Daphne Miriam Merkin (born 30 May 1954 in New York City) is an American literary critic, essayist and novelist. Merkin is a graduate of Barnard College. She also attended Columbia University's graduate program in English literature.
She began her career as a book critic for the magazines Commentary, The New Republic, and The New Leader, where she wrote a book column and later, a movie column. In 1986, she became an editor with the publishing house of Harcourt Brace Jovanovich. In 1997, after Tina Brown became editor of The New Yorker, Merkin became a film critic for the magazine.

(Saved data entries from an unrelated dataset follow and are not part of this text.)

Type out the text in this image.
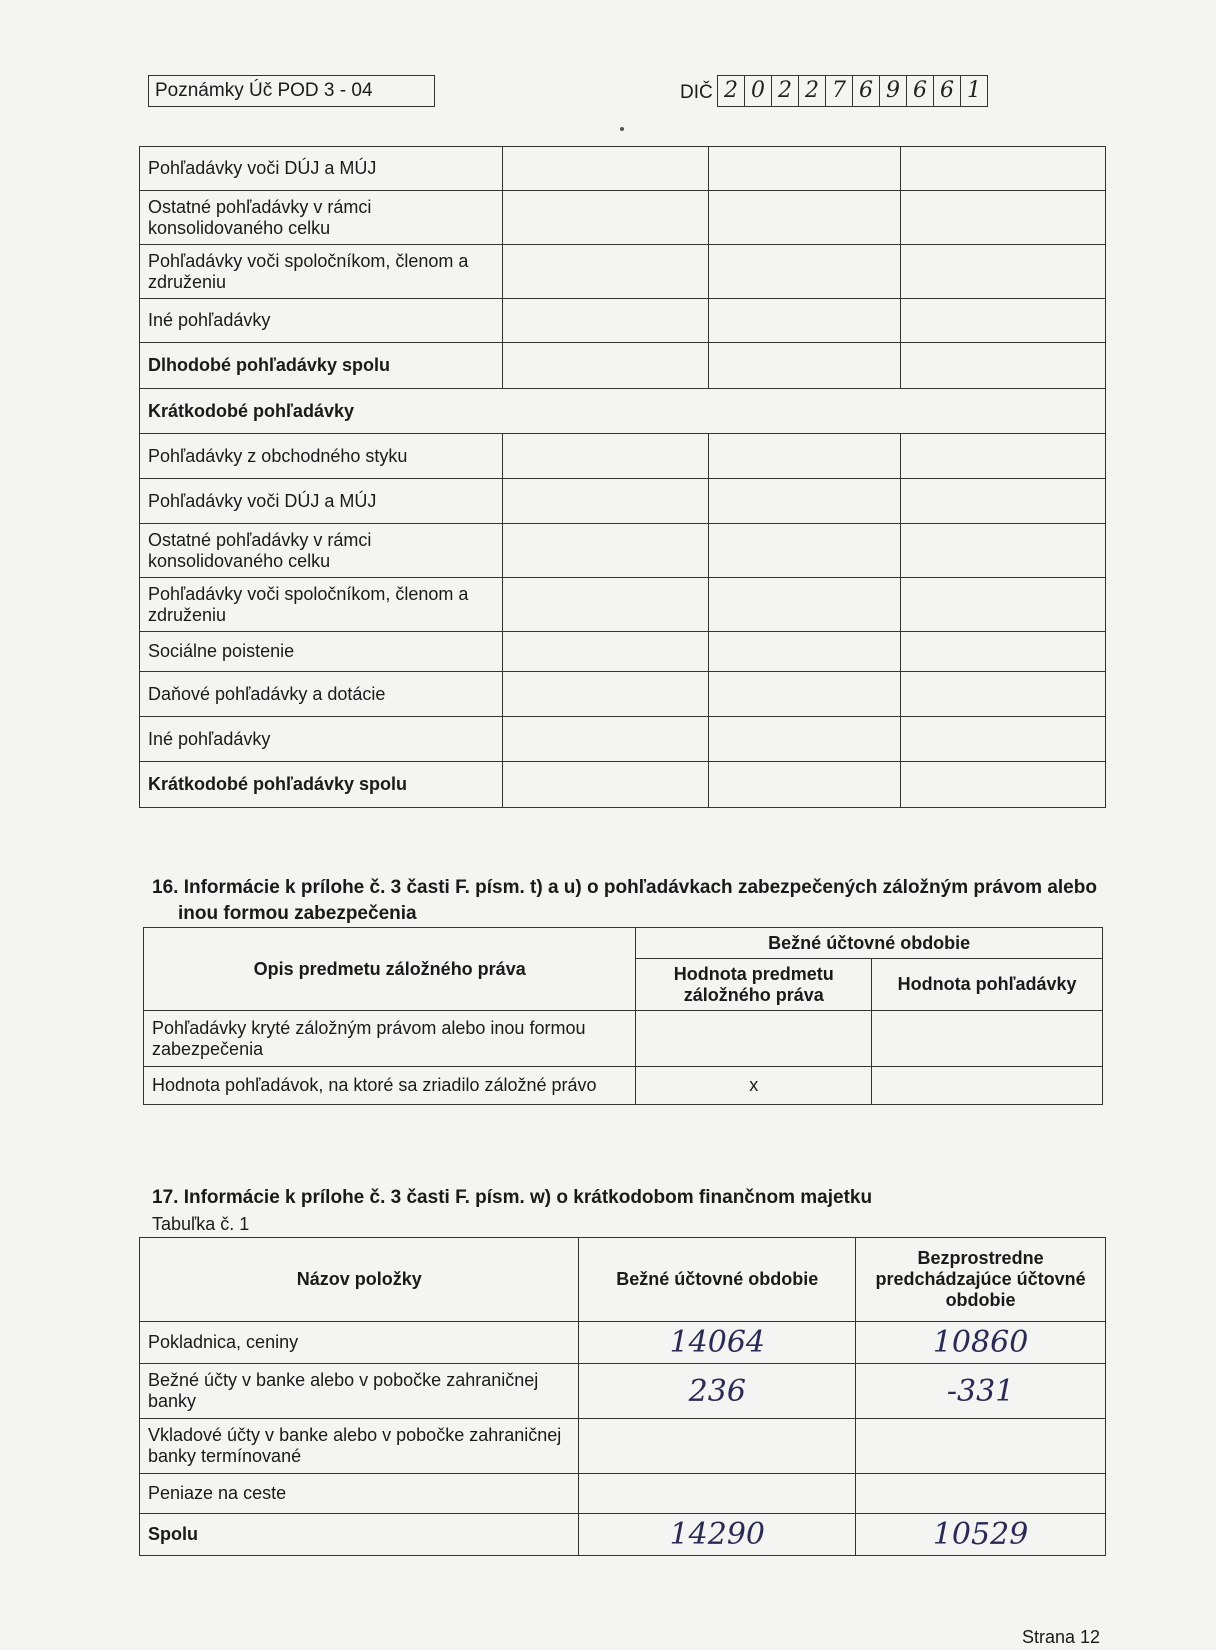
Poznámky Úč POD 3 - 04	DIČ 2 0 2 2 7 6 9 6 6 1
Pohľadávky voči DÚJ a MÚJ			
Ostatné pohľadávky v rámci konsolidovaného celku			
Pohľadávky voči spoločníkom, členom a združeniu			
Iné pohľadávky			
Dlhodobé pohľadávky spolu			
Krátkodobé pohľadávky			
Pohľadávky z obchodného styku			
Pohľadávky voči DÚJ a MÚJ			
Ostatné pohľadávky v rámci konsolidovaného celku			
Pohľadávky voči spoločníkom, členom a združeniu			
Sociálne poistenie			
Daňové pohľadávky a dotácie			
Iné pohľadávky			
Krátkodobé pohľadávky spolu			
16. Informácie k prílohe č. 3 časti F. písm. t) a u) o pohľadávkach zabezpečených záložným právom alebo
inou formou zabezpečenia
Opis predmetu záložného práva	Bežné účtovné obdobie	
	Hodnota predmetu záložného práva	Hodnota pohľadávky
Pohľadávky kryté záložným právom alebo inou formou zabezpečenia		
Hodnota pohľadávok, na ktoré sa zriadilo záložné právo	x	
17. Informácie k prílohe č. 3 časti F. písm. w) o krátkodobom finančnom majetku
Tabuľka č. 1
Názov položky	Bežné účtovné obdobie	Bezprostredne predchádzajúce účtovné obdobie
Pokladnica, ceniny	14064	10860
Bežné účty v banke alebo v pobočke zahraničnej banky	236	-331
Vkladové účty v banke alebo v pobočke zahraničnej banky termínované		
Peniaze na ceste		
Spolu	14290	10529
Strana 12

She also wrote extensively on books and became known for her frank forays into autobiography; her personal essays dealt with subjects ranging from her battle with depression, to her predilection for spanking, to the unacknowledged complexities of growing up rich on Park Avenue. In 2005, she joined The New York Times Magazine as a contributing writer. She is the author of a novel, Enchantment (1984) as well as two collections of essays, Dreaming of Hitler (1997) and The Fame Lunches (2014). and a memoir, This Close to Happy: A Reckoning With Depression (2017).
Her parents were the philanthropists Hermann and Ursula Merkin. Her brother is J. Ezra Merkin, a hedge fund manager and philanthropist who was embroiled in the Bernard Madoff scandal.
Merkin teaches writing at the 92nd Street Y. She married and divorced Michael Brod, and lives on the Upper East Side of Manhattan with her daughter, Zoe. She also is a contributing editor to Tablet magazine.